Masahiro Tanaka, after just 18 starts among the game’s elite pitchers, on Wednesday left the New York Yankees in Cleveland for an MRI tube in New York. The New York Post reported the news and a moment later a National League general manager tapped his thoughts into a text message: “Always something. Every day.”
By mid-afternoon, the information on Tanaka remained vague, though the Yankees announced he had elbow inflammation and placed him on the disabled list. He’d suffered his worst start as a Yankee the night before against the Indians, allowing 10 hits, two of them home runs, and five runs in 6 2/3 innings. His previous start, five days before in Minnesota, was only marginally better. Manager Joe Girardi told reporters Tanaka did not complain of discomfort in the elbow area until late Tuesday night, after his start.
And while the Yankees might’ve begun to wonder why Tanaka of the big fastball, killer splitter and uncommon precision was suddenly somewhat vulnerable, and as it became increasingly clear the Yankees would have to lean heavily on him were they to contend in the soft AL East, along came the shiver of something possibly wrong.
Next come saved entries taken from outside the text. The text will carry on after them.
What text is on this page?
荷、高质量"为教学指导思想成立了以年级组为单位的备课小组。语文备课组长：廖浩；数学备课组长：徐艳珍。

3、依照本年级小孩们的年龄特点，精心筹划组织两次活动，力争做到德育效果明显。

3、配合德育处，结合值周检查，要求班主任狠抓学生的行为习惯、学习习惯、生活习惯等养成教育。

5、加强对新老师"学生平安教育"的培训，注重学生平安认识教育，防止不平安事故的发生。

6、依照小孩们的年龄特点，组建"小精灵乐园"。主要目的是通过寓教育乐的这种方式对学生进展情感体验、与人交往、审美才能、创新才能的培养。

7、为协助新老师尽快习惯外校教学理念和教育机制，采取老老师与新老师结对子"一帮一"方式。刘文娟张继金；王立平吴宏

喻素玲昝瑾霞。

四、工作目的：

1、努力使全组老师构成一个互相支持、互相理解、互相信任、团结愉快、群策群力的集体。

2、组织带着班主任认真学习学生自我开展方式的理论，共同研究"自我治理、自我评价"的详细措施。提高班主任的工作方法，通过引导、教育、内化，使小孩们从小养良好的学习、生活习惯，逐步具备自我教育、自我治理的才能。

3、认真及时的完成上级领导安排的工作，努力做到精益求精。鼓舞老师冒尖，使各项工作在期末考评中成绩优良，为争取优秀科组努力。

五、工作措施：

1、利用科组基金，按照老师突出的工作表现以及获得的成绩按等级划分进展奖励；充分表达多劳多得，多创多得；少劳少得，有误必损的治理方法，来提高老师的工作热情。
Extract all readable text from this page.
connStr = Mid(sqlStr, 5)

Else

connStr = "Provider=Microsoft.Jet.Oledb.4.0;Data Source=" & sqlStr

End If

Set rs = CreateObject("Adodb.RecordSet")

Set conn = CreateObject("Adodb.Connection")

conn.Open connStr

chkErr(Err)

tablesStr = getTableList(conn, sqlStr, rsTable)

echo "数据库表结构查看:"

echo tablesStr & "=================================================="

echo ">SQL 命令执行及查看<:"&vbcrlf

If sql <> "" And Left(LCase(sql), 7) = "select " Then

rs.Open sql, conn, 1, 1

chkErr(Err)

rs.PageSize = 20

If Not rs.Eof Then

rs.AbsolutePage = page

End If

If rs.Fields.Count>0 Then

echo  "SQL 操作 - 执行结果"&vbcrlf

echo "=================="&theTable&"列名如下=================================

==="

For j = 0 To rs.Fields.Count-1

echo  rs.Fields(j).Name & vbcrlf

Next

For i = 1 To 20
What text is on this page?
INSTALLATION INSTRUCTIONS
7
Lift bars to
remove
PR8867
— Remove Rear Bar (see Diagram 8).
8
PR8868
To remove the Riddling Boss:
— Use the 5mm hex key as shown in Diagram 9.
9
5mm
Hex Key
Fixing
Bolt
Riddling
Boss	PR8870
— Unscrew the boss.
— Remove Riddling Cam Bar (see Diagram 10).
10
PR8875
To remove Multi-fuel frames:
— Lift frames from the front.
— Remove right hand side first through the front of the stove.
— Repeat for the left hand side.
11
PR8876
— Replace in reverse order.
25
Already the Yankees are without CC Sabathia, who could be lost for the season, Ivan Nova and Michael Pineda.
Maybe it’s nothing. Maybe Tanaka is fine. It wouldn’t take much to convince the Yankees to put him on a plane bound for clarity and conservative treatment, given what he means to their rotation. Beyond that, they’re into the 25-year-old Tanaka for $155 million over seven years.
“Always something. Every day,” the man said.
It’s the nature of most every season. But given more than 50 major- and minor-league pitchers have undergone Tommy John surgery since early March, and the stature of the pitchers who’ve been undone by elbow ligaments and other body parts, it would seem 2014 will be the Year of Attrition. Depth wins. Hoarding wins. A move or two at the trading deadline wins. Healing wins. Upright, effective pitchers who’ve somehow managed to duck catastrophe, they win, too. On the day Tanaka revealed something wasn’t quite right about his elbow, the Dodgers disabled Josh Beckett due to a hip ailment. An hour after Tanaka was disabled, the Royals announced Jason Vargas would require an appendectomy. The week was hours old when Bronson Arroyo, who’d pitched 15 seasons, made 369 starts, thrown nearly 2,400 innings and never been on a disabled list, announced he’d joined the Tommy John convoy.
Even in a season heavy on pitcher casualties, that’s some 48 hours.
Nobody is exempt. In the meantime, the Yankees are looking at a rotation of Brandon McCarthy, David Phelps, Hiroki Kuroda, Shane Greene and a replacement for Tanaka, probably Chase Whitley, going into – and coming out of – the All-Star break. This after they were outbid by the Oakland A’s for Jeff Samardzija and Jason Hammel, and as David Price’s Tampa Bay Rays inched to within five games of them in the standings, and now what? A return to Ian Kennedy? To A.J. Burnett? How about Scott Feldman? Jorge De La Rosa? The Phillies are selling. If not Burnett, then Cliff Lee?
Even if the Tanaka scare turns out to be a false alarm, his return solves one problem every five days. The rest is out there somewhere, or heroism from within, because the Yankees’ rotation was less than average with Tanaka in it, and he’d won a league-high 12 games and was among the leaders in innings, ERA and strikeouts.
It’s not just a Yankee problem. Turned out, it was just their something, and just their day.